Sono lontani i tempi, era luglio 2017, in cui i senatori 5 Stelle guidati dall’attuale ministro Barbara Lezzi gettavano false banconote da 500 euro a Palazzo Madama per protestare contro il salvataggio delle banche venete da parte dell’allora maggioranza a guida Pd.

Sono ancora più lontani i tempi, parliamo del 2016, in cui Luigi Di Maio un giorno sì e l’altro pure – scrive l’Huffington Post – l’allora premier Renzi per la gestione della crisi del Montepaschi, giurando e spergiurando che lui e il suo Movimento non avrebbero mai messo un centesimo dei soldi pubblici nelle casse degli istituti di credito. E ancora più remoti i tempi in cui Alessandro Di Battista, in versione Savonarola, arringava dagli scranni di Montecitorio contro il conflitto di interessi di Maria Elena Boschi nel caso Banca Etruria – pensate, era dicembre 2015. Ora, anno domini 2019, i 5 stelle sono al governo e puntuale come solo la morte sa essere nel Settimo Sigillo di Bergman, ecco che arriva la realtà dei numeri e della finanza a farsi nemesi storica.

Come in una perversa legge del contrappasso adesso è la maggioranza gialloverde a dover varare in fretta e furia un decreto per salvare Carige, la banca di riferimento di una Genova sempre più colpita nel suo tessuto sociale e produttivo. E lo fa senza colpo ferire, di soppiatto, senza annunci, sperando quasi che nessuno se ne accorga.
Cosa è successo nella pratica? Che Conte e Tria hanno scritto e portato al Consiglio dei ministri un decreto che sarebbe potuto essere frutto dell’accoppiata Gentiloni-Padoan o Renzi-Padoan, fate voi. Carige è un istituto in forte difficoltà, unico fra gli italiani a essere stato bocciato agli stress test della Bce dello scorso novembre. Difficoltà acuita dal rifiuto dell’azionista di riferimento, la famiglia Malacalza, a sottoscrivere un aumento di capitale da 400 milioni per dare più solidità alla banca. Non a caso il 2 gennaio, il primo giorno utile dopo le feste natalizie, la Bce ha provveduto a commissariare d’urgenza Carige e dare mandato ai tre amministratori di portarla alle nozze con un istituto più grande e più stabile.

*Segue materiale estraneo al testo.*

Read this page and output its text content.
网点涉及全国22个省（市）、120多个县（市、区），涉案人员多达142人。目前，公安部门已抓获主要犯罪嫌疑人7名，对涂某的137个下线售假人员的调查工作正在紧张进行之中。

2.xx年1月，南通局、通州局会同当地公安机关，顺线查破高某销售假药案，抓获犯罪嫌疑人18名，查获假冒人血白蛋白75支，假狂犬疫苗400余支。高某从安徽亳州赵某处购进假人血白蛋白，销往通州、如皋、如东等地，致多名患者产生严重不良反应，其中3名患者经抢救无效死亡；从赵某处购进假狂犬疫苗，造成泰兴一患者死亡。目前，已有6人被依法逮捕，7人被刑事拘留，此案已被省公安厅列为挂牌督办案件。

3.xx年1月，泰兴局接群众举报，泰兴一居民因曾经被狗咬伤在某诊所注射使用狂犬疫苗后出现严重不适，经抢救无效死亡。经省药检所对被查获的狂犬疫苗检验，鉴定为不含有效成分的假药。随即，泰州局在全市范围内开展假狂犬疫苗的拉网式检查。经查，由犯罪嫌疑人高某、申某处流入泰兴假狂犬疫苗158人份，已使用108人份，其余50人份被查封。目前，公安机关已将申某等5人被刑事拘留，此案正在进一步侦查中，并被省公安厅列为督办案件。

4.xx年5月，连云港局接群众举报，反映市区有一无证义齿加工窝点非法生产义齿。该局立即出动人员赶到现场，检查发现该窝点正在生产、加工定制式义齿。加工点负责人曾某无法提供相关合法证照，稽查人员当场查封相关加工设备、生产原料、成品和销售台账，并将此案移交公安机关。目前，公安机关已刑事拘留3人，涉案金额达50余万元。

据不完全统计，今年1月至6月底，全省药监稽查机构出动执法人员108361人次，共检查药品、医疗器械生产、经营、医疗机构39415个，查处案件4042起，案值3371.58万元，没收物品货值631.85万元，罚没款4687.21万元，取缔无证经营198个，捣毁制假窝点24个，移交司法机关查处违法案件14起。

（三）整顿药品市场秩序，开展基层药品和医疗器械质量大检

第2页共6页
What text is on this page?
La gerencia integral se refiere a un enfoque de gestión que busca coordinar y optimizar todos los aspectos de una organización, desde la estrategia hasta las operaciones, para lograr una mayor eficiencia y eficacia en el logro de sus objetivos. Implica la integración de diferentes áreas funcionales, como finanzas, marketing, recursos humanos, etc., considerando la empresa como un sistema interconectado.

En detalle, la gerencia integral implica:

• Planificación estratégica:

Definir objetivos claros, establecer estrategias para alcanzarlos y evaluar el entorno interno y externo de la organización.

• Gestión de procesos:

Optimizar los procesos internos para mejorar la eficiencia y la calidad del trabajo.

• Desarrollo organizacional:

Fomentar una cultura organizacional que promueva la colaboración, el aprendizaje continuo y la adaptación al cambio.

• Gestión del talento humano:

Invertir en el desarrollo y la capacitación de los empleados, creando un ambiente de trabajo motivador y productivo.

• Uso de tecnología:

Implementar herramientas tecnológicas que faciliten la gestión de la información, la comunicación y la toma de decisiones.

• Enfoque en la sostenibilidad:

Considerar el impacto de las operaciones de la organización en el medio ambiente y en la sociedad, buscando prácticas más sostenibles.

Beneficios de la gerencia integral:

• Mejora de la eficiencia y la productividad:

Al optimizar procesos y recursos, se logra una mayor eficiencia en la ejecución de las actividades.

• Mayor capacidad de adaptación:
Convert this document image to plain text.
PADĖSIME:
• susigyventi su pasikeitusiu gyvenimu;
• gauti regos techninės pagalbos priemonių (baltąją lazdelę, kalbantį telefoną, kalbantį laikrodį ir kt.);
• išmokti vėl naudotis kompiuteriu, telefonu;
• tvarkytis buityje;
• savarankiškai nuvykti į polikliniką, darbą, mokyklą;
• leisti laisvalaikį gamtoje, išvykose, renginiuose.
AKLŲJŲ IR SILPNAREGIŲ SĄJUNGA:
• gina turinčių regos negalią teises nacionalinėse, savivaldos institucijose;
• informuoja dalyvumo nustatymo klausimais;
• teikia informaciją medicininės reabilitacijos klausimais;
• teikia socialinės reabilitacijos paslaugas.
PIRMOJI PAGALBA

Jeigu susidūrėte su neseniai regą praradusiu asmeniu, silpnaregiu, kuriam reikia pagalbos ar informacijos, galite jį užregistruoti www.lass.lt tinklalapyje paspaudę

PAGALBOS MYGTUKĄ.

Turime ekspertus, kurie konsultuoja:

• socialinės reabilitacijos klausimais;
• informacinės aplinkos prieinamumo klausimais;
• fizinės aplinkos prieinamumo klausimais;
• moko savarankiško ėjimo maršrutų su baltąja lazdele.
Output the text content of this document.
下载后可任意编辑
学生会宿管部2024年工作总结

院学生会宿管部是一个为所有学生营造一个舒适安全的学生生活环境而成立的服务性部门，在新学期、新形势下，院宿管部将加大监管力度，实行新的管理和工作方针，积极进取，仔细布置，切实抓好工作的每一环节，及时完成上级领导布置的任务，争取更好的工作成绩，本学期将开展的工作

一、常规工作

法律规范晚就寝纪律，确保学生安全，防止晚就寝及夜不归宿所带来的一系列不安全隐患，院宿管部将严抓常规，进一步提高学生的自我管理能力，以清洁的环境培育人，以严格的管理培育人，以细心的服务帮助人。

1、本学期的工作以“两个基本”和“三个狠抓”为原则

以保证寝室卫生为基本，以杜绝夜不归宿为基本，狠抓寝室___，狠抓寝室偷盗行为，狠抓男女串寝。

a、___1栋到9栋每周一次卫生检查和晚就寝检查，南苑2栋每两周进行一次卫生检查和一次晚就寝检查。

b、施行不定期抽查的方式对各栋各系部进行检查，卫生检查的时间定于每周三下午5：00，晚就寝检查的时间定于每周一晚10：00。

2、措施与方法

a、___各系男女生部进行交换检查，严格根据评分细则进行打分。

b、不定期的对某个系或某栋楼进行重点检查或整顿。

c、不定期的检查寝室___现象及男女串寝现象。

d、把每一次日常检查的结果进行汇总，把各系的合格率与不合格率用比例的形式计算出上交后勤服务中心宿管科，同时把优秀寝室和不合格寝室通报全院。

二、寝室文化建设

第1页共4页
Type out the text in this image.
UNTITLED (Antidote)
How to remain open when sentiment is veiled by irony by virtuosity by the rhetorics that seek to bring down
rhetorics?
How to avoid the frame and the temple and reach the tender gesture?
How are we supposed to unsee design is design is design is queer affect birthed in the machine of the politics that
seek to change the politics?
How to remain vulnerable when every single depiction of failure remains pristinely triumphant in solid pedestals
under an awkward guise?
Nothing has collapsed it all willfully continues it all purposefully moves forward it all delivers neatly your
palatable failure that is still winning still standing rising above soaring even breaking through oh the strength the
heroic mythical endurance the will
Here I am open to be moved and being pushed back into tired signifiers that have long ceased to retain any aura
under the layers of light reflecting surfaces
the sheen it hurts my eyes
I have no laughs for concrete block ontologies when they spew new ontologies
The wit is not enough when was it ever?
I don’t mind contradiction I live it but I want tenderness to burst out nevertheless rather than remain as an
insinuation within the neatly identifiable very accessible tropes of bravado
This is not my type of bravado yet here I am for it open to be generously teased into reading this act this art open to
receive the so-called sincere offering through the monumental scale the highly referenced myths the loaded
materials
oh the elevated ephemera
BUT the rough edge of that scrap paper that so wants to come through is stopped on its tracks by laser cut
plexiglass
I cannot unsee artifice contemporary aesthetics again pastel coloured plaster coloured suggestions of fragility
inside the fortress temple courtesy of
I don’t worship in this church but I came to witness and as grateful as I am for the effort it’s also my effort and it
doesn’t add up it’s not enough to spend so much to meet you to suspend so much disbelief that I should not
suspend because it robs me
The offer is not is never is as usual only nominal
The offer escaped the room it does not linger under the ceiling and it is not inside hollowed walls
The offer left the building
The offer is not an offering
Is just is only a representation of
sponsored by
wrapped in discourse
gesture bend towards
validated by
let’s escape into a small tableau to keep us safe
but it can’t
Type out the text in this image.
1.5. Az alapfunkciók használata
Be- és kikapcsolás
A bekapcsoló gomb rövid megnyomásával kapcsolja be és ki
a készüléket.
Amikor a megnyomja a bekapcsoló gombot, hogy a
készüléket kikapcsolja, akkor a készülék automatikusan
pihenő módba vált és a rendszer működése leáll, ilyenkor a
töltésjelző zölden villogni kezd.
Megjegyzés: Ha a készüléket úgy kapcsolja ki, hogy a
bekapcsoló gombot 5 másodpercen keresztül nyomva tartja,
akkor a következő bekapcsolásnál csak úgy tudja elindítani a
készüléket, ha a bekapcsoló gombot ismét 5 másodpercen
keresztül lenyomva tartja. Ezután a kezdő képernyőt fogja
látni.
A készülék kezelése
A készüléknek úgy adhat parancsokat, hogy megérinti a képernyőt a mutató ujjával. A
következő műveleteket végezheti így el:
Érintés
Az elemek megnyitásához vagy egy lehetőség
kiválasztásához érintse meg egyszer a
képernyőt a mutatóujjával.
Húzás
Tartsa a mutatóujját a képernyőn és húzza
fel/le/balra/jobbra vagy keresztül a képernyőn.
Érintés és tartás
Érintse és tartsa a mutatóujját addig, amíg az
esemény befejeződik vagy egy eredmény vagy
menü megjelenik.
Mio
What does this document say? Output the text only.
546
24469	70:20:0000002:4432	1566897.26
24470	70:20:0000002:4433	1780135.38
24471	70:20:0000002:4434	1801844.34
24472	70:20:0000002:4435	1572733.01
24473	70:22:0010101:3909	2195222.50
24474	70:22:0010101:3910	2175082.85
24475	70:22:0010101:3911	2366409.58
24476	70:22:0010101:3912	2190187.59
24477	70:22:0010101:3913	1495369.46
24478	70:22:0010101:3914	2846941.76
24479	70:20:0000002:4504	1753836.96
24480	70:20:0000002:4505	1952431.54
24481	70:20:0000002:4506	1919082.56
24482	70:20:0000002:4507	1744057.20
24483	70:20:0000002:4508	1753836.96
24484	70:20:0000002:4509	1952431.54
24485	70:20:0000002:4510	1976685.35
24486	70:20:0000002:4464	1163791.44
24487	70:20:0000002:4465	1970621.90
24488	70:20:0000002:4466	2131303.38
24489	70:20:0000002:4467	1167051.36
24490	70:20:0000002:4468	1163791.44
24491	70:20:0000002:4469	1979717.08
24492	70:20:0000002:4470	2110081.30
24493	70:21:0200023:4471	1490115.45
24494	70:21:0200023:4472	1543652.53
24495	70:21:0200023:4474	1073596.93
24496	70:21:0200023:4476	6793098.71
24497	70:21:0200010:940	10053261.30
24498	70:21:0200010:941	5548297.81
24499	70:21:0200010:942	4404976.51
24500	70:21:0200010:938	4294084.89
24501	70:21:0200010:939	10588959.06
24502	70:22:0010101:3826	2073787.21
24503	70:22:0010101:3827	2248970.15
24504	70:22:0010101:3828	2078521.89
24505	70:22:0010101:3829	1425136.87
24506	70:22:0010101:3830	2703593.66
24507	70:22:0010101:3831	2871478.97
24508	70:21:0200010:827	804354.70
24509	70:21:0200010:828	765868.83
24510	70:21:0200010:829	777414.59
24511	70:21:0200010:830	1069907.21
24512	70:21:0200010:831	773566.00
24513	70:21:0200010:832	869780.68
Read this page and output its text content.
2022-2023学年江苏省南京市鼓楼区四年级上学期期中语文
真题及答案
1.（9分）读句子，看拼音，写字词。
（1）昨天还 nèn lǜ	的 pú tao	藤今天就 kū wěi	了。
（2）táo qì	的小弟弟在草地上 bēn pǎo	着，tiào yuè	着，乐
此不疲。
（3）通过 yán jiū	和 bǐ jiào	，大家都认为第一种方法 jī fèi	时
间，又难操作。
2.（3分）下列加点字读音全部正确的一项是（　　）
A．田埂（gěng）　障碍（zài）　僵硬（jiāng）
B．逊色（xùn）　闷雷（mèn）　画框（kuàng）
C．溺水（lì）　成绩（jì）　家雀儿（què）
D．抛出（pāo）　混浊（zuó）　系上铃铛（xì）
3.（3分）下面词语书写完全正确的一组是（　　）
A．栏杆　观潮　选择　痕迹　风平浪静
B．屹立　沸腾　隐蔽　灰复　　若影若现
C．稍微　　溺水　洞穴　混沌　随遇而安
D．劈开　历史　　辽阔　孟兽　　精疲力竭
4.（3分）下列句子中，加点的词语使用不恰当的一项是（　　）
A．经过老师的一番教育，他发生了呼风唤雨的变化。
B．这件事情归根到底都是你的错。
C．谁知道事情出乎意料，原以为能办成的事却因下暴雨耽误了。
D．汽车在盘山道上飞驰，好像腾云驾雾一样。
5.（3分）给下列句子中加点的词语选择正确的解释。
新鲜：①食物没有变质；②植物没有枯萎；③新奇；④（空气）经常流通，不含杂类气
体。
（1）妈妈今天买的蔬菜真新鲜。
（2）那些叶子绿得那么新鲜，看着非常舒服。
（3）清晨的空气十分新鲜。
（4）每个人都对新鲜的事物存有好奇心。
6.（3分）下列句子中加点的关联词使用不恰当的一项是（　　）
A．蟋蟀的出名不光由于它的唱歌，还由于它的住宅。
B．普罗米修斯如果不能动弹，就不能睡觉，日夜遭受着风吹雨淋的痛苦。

Ma per fare questo non basta il mercato e i suoi spiriti animali e la mano invisibile che secondo la narrazione liberista tutto indirizza verso la soluzione migliore. Serve lo Stato, quello con la S maiuscola. Soprattutto i suoi soldi, che poi, alla fine della fiera, sono quelli dei contribuenti ovvero i nostri. E il governo gialloverde non si è fatto specie di aprire il portafogli, seppur non subito ma fra qualche tempo, forse dopo le elezioni europee, guarda caso. Conte e Tria hanno messo su un meccanismo per il quale ci sarà la garanzia dello stato sui futuri prestiti che Carige chiederà sia mediante bond che mediante finanziamenti diretti a Banca d’Italia. In altri termini, la banca genovese prenderà a prestito altri soldi ma se non riuscirà a restituirli toccherà pagare allo Stato. Ergo noi tutti.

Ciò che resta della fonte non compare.